Se fue huyendo del color gris, pero deseó volver para escribir esa novela que surgió junto a Teresa. “Entonces París tenía ese prestigio cultural y bohemio”. Eso se ha ido diluyendo. Ese tiempo marcó a Marsé y, sobre todo, señaló su camino central en la narrativa española. Últimas tardes con Teresa nació hablando. Teresa y las otras chicas le pedían que les hablara de Barcelona, “y de mis barrios”. Esas muchachas pertenecían a una burguesía francesa muy bien situada. “Tenían una idea un poco mítica de ciertas barriadas de Barcelona, me preguntaban mucho por el Barrio Chino y ya habían leído algunas cosas. Una de ellas había leído a Jean Genet, por ejemplo, y me di cuenta de que cuanto más hablaba del Barrio Chino o del Carmelo, más les gustaba”.

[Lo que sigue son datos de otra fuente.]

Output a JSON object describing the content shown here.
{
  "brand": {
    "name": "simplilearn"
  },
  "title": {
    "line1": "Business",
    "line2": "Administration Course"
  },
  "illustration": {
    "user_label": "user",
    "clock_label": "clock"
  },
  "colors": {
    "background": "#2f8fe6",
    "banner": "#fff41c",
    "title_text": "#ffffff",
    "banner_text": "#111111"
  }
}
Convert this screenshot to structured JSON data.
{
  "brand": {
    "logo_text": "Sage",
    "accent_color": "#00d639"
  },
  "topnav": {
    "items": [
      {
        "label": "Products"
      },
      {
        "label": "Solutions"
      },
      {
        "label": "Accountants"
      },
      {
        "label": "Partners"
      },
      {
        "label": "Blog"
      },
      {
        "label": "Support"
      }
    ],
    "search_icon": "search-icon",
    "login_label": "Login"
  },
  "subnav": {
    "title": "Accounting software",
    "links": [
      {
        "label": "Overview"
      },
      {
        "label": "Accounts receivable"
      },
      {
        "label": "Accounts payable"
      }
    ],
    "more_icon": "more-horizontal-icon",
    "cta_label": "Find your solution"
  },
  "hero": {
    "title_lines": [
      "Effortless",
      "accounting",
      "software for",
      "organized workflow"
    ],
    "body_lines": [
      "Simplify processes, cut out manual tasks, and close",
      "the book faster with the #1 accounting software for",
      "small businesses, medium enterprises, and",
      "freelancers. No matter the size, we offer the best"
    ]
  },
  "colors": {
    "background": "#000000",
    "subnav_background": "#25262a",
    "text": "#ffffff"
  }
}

De la nostalgia del arrabal que expresaba Teresa nació el personaje. “La apliqué a una joven universitaria progresista y romántica que también confunde a un simple delincuente con un miembro del partido comunista”. Como Teresa, el partido, al que perteneció Juan, “veía conspiraciones por todas partes”, a partir de las cuales se creó la fantasía de que era posible una huelga general. En ese caldo se cuece la novela. Y en aquella fantasía que veía desde París una España que no existía se desarrollaban las reuniones del PCE en el exilio.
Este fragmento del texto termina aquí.